The include guard (#ifndef MATH_UTILS_H) prevents the header from being included twice in the same translation unit, which would cause duplicate declaration errors.

Why the Compilation Model Makes C Fast

The compilation model is not an inconvenience — it is an engineering decision with profound consequences.

No runtime overhead. Python reads your source code at runtime and interprets it. Java compiles to bytecode that a virtual machine interprets or JIT-compiles. C compiles directly to machine code before your program ever runs. When the CPU executes your program, it runs native instructions with zero interpretation overhead.

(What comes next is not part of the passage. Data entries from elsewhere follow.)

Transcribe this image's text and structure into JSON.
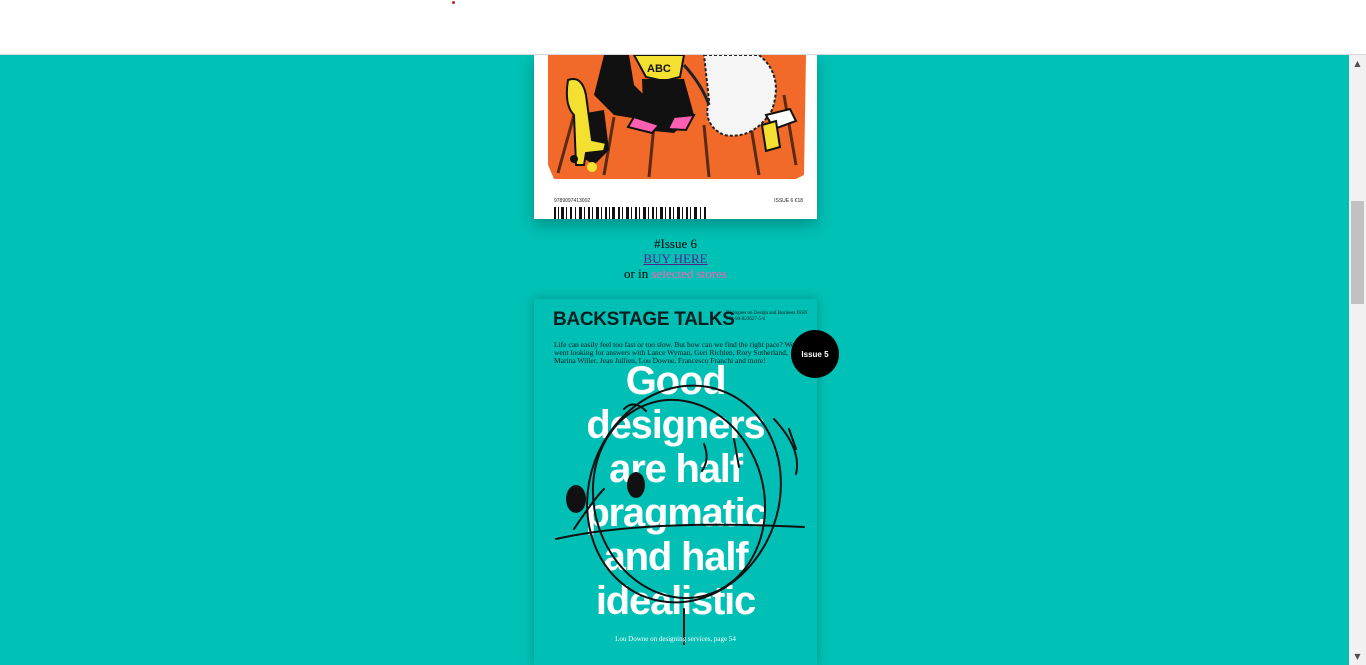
{
  "caption": {
    "issue_title": "#Issue 6",
    "buy_link": "BUY HERE",
    "or_in": "or in",
    "stores_link": "selected stores"
  },
  "cover6": {
    "isbn": "9789097413002",
    "issue_price": "ISSUE 6  €18"
  },
  "cover5": {
    "brand": "BACKSTAGE TALKS",
    "subtitle": "Dialogues on Design and Business ISSN 978-90-823627-5-0",
    "blurb": "Life can easily feel too fast or too slow. But how can we find the right pace? We went looking for answers with Lance Wyman, Geri Richlen, Rory Sutherland, Marina Willer, Jean Jullien, Lou Downe, Francesco Franchi and more!",
    "headline_lines": [
      "Good",
      "designers",
      "are half",
      "pragmatic",
      "and half",
      "idealistic"
    ],
    "footer": "Lou Downe on designing services, page 54"
  },
  "badge": {
    "label": "Issue 5"
  },
  "scrollbar": {
    "up_icon": "▲",
    "down_icon": "▼"
  },
  "colors": {
    "background": "#00c1b5",
    "badge": "#000000",
    "link": "#5a1e8c",
    "stores": "#ff5fb0"
  }
}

Aggressive optimization. The compiler has time to analyze your entire program and optimize it. It can inline functions, unroll loops, eliminate dead code, reorder instructions, and vectorize operations. An interpreter cannot do this because it processes code one statement at a time.

Predictable performance. Because there is no garbage collector, no JIT warmup, no interpreter overhead, C programs have predictable, consistent performance. This is why real-time systems (audio processing, robotics, avionics) use C.

Common Pitfalls

  • Not reading compiler warnings — the compiler is telling you about bugs. -Wall -Wextra -Werror forces you to listen. Ignoring warnings is the single biggest source of C bugs.
  • Confusing compiler errors with linker errors — "undefined reference to foo" is a linker error, not a compiler error. It means the linker cannot find the implementation of foo. You probably forgot to compile or link the file that defines it.
  • Forgetting include guards — without #ifndef guards, including the same header twice causes redefinition errors.
  • Mixing up #include <...> and #include "..." — angle brackets search system include paths; quotes search the current directory first, then system paths. Use quotes for your own headers.
  • Compiling without -std=c17 — without specifying a standard, the compiler may use GNU extensions or older defaults, producing code that is not portable.

Key Takeaways

  • The C compilation pipeline has four phases: preprocessor, compiler, assembler, linker. Each solves a specific problem.
  • Always compile with -Wall -Wextra -Werror -std=c17. Warnings are not suggestions — they are bug reports from the compiler.
  • C is fast because compilation produces native machine code with no runtime interpretation or garbage collection overhead.
  • Multi-file programs compile each .c file independently into object files, then link them together. Headers (.h files) declare interfaces between translation units.
  • Understanding the compilation pipeline is foundational. When you know what the preprocessor, compiler, and linker each do, error messages make sense and build systems become logical.